In a statement, the DOC said it opposes the bill because it says there is no indication officials are abusing the use of solitary confinement. The department said the bill "places other considerations above the core mission of public safety."

"Many offenders in CDOC Administrative Segregation were placed there for violence or sexual assaults perpetrated against their fellow offenders, yet the bill places little regard on the safety of these offenders' victims," the department said.

"Their statement simply defends an indefensible status quo, which is quite damning even based on their own statistics," Carroll responded.

Carroll said she became interested in the issue after watching documentaries that showed inmates in solitary confinement can become more psychologically unstable and can be released in a worsened state that makes them more likely to reoffend.

What compelled the legislation was the case of a woman who wrote about her experiences in a Denver prison, Carroll said.

Anne Lawlor, 42, said she spent a year in solitary confinement in 2005 while serving a 5-year sentence at the Denver Women's Correctional Facility for writing bad checks. Lawlor said she was placed there because prison officials accused her of speaking in "coded language" with her husband.

"I nearly lost my mind," said Lawlor, who now works as a project manager at Denver Solar and Wind. "I was unable to tolerate noise, bright lights or human contact when I was released from the unit. I would shiver and panic."

The DOC confirmed Lawlor spent a year in solitary confinement but could not say why.

The department's 2008 report, cited in Carroll's bill, found that 37 percent of inmates in solitary confinement had developmental disabilities or mental health issues. In 1999, that percentage was 15 percent.

The report said nearly 41 percent of all inmates in solitary confinement were released from prison without an opportunity to readjust to human interaction. Two-thirds of those released returned to prison within three years, the report.

"You don't make them better, you make them worse," said Rep. Claire Levy, a Boulder Democrat who will sponsor the bill in the House if it gets there.

David Fathi, director of the American Civil Liberties Union's national prison project, said it's not unusual for inmates to spend years in solitary confinement. While some are extremely dangerous, Fathi said a large number are mentally ill inmates who repeatedly failed to follow prison rules.

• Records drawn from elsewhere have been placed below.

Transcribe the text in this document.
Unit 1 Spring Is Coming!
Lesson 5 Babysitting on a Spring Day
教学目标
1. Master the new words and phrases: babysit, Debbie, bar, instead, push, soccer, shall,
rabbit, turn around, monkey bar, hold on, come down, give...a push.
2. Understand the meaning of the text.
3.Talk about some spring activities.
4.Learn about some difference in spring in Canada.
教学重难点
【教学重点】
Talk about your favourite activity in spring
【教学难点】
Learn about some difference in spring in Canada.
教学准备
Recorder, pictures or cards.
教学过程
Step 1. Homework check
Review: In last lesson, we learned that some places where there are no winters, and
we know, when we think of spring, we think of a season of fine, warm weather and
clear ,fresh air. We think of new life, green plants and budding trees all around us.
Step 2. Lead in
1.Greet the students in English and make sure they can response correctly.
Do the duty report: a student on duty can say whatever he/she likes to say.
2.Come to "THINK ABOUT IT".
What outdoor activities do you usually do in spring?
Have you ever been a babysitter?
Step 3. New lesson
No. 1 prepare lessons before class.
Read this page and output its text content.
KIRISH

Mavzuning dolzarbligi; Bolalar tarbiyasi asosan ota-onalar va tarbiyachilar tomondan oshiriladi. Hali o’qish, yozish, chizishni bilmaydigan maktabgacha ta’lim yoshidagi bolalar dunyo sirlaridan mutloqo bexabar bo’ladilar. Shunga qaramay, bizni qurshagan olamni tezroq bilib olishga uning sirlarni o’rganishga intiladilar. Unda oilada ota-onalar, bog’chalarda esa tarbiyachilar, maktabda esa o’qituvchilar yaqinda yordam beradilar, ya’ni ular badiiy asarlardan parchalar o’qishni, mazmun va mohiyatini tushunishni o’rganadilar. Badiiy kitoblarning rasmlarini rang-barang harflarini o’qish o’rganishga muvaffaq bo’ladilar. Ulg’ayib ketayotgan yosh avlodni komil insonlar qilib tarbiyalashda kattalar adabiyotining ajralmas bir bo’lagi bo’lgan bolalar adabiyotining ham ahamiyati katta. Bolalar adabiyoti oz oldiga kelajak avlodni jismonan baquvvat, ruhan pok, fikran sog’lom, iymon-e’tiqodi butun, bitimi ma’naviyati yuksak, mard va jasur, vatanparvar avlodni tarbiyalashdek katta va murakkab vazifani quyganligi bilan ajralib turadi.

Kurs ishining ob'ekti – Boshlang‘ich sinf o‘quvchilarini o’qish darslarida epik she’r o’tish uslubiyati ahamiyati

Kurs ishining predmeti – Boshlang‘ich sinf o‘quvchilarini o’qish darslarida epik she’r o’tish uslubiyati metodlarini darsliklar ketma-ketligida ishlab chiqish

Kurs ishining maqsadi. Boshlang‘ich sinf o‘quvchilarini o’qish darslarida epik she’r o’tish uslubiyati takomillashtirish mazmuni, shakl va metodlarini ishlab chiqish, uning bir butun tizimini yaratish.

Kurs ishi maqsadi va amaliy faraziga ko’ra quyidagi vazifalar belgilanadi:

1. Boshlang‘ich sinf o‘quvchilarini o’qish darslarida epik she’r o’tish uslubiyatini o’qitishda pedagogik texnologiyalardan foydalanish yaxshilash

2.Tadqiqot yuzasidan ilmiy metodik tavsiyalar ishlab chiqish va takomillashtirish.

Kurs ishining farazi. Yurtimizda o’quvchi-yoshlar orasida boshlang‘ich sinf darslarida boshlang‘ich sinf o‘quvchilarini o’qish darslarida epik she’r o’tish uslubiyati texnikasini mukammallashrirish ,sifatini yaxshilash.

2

New York and Vermont have enacted laws that seek to reduce the number of mentally ill inmates in solitary confinement, Fathi said. Illinois and Maine proposed similar legislation but their attempts failed, he said. New Mexico lawmakers recently introduced a bill requiring study of solitary confinement.

Carroll claims bipartisan support for her proposal. She said she understands the DOC wants to have flexibility in managing prison populations and that some inmates do belong in solitary confinement.

"We just need to make sure we have the right process to sort out those that do belong there and those that don't," she said.